As far as I’ve seen (yet) there is no video that shows what was in front of her car after the turn. It’s a black box. We don’t know. The video Trump’s goon showed is the same one we’ve all seen, the Zapuruder film de nos jours.

I think I’ve seen mention of four different videos, but I have only seen two of them. None shows anybody being run over, and besides, no official other than Trump himself has made that claim, as far as I know.
Anyhow, here is a reconstruction by folks at Bellingcat, who seem to be pretty careful investigators. Best watched in fullscreen. That’s on bluesky; I don’t see it on their web page.
Check here around 2:40. There’s another video shot from a different angle, further away, and very grainy. There’s not another ICEman in front of the vehicle, but it does look in that video like the killer bounced off her car. I guess if that was the only video you saw you might think he was hit, but in the other video it’s clear that he wasn’t (and of course he walked away).
Thank you Harald; useful.
According to this there was no other agent out of sight behind the victim’s SUV. That means there was no valid reason to fire at her.
She tried to pull away as the agent was in front of her left wheel, so he did have to move to avoid being smacked, but he had time and space to do that. He did do that but then for good measure he emptied his gun at her.

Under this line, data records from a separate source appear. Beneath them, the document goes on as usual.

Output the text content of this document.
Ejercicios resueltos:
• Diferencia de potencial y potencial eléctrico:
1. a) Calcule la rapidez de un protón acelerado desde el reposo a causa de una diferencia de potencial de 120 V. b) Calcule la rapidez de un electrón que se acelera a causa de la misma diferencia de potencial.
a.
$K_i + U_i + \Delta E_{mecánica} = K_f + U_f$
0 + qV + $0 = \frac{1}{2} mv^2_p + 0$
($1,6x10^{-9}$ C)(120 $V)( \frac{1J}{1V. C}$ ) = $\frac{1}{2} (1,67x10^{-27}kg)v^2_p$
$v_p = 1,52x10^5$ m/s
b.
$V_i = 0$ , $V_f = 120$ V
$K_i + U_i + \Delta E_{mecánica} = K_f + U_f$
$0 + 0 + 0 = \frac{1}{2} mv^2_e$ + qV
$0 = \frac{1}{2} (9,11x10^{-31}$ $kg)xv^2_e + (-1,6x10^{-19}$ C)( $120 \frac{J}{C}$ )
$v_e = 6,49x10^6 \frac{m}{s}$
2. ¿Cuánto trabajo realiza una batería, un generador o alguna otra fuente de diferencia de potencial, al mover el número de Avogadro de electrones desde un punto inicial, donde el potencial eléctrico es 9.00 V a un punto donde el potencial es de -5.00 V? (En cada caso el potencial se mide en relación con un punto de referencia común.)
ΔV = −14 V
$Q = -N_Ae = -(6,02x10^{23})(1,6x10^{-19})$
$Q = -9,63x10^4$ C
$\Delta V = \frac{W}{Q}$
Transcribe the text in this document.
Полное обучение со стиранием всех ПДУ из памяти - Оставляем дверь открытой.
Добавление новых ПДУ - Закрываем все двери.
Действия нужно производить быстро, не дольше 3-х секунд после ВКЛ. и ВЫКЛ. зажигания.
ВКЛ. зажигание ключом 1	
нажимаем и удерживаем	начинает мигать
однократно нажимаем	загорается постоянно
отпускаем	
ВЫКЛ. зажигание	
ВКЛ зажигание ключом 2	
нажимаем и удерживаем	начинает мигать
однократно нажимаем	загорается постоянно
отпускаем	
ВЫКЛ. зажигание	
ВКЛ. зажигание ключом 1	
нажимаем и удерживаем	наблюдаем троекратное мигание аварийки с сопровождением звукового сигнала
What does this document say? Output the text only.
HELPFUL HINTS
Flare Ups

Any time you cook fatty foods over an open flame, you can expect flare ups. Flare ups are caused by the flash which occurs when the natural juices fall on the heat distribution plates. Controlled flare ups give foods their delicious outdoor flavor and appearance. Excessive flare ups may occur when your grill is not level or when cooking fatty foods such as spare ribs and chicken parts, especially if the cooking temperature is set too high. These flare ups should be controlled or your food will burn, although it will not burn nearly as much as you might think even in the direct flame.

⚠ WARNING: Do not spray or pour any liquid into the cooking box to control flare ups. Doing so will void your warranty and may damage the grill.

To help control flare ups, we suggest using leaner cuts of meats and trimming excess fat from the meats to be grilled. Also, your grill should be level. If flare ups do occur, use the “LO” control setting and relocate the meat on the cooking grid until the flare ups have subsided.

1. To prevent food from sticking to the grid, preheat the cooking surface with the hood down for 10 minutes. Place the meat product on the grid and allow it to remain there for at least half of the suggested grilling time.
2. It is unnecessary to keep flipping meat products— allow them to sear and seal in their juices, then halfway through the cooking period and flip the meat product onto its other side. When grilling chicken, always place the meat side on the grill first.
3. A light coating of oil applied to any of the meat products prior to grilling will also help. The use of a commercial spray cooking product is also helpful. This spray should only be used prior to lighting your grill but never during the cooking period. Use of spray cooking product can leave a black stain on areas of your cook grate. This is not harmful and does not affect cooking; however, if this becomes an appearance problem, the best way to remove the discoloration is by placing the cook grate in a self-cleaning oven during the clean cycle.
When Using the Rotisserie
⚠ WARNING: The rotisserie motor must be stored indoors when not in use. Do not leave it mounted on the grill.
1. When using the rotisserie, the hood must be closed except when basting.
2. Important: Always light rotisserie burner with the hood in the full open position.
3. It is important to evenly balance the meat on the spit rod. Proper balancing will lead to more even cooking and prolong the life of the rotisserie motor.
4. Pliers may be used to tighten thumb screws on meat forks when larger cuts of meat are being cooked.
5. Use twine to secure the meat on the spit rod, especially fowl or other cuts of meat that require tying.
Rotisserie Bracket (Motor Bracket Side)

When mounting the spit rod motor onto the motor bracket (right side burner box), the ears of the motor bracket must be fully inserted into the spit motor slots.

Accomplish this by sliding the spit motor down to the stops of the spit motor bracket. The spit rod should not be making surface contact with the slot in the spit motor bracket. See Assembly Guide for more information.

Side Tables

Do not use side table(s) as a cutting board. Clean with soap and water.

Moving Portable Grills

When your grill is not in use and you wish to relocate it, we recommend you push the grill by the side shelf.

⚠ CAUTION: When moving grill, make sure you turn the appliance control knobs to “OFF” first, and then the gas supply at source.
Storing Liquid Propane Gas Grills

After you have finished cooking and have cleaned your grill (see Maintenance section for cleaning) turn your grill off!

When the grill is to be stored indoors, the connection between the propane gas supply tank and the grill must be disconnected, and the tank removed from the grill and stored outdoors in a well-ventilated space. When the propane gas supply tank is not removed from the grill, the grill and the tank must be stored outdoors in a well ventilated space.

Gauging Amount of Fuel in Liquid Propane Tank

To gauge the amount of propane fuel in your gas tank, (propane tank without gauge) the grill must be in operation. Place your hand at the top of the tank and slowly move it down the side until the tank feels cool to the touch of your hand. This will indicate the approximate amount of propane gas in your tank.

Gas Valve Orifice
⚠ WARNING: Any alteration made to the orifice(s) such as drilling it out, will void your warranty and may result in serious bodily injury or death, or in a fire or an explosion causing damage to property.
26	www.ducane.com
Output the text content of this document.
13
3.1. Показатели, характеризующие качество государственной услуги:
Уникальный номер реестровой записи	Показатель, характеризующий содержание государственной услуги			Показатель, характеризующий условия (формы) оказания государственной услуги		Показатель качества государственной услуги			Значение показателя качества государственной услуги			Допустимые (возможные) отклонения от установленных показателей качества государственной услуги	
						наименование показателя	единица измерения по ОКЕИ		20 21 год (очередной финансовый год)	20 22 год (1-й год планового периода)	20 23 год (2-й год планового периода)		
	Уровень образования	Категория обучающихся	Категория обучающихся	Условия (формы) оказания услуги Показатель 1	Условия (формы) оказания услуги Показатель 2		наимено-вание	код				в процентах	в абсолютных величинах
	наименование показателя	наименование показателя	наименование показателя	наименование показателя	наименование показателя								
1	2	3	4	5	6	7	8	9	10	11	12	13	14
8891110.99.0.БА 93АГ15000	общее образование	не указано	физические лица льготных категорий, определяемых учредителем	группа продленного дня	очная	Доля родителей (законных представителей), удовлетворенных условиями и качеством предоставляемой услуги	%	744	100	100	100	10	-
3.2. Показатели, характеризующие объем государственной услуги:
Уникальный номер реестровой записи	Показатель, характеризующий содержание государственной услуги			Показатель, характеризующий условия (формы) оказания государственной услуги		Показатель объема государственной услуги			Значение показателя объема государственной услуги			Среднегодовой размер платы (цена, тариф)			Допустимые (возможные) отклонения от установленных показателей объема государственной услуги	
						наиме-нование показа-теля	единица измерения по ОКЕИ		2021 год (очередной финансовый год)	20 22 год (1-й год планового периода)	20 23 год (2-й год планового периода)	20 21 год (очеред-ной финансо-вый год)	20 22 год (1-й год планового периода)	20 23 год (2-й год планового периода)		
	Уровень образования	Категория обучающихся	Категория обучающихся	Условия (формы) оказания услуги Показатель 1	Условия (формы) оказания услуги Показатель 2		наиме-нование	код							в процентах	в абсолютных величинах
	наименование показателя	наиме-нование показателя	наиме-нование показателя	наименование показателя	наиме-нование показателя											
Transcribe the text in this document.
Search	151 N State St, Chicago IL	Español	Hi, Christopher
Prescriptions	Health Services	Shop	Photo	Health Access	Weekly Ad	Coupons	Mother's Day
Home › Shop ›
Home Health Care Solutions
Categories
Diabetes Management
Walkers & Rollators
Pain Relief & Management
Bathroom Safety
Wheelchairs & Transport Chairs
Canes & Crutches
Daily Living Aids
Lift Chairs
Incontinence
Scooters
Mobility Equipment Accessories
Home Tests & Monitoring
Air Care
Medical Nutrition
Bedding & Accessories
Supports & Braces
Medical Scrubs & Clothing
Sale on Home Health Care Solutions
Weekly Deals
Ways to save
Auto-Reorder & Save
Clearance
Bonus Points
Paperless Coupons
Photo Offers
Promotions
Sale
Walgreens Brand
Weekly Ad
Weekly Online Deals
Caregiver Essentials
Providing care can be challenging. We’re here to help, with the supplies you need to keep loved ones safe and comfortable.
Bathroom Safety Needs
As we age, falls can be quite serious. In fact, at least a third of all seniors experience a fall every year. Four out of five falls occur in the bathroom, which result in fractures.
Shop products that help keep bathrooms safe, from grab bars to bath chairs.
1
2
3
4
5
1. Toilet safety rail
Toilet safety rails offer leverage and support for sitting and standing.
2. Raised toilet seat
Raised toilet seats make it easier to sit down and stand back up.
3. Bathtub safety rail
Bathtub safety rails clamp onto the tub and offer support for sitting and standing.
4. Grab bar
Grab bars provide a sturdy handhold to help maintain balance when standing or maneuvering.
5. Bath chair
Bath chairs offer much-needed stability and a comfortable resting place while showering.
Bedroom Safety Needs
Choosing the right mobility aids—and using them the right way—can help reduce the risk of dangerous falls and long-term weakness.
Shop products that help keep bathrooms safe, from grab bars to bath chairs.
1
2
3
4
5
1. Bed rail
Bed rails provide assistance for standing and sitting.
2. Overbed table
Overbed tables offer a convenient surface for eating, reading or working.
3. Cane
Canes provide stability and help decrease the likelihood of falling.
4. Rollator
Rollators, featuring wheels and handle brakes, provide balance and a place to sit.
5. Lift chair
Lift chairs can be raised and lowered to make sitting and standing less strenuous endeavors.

CNN also has both videos up on Facebook (though unlike the NYT video I posted above they haven’t synchronized them).
https://www.facebook.com/reel/25701212789512034
And apparently, soon after that, he drove away with several other ICE agents. Isn’t that kinda frowned upon, like a driver “leaving the scene of an accident”? Aren’t there protocols in place for fatal shootings by members of ICE? If they’re identifying as law enforcement officers, shouldn’t they be covered by similar regulations?
I think that falls under the rubric of tampering with the scene of a crime.
YNnB – yes and yes and yes.
With the police, at least, firing the gun is a very big deal and big headache. It is at the very least a ton of paperwork and attention from superior officers and all that. The non-psychopathic ones do not want to have to fire their weapons.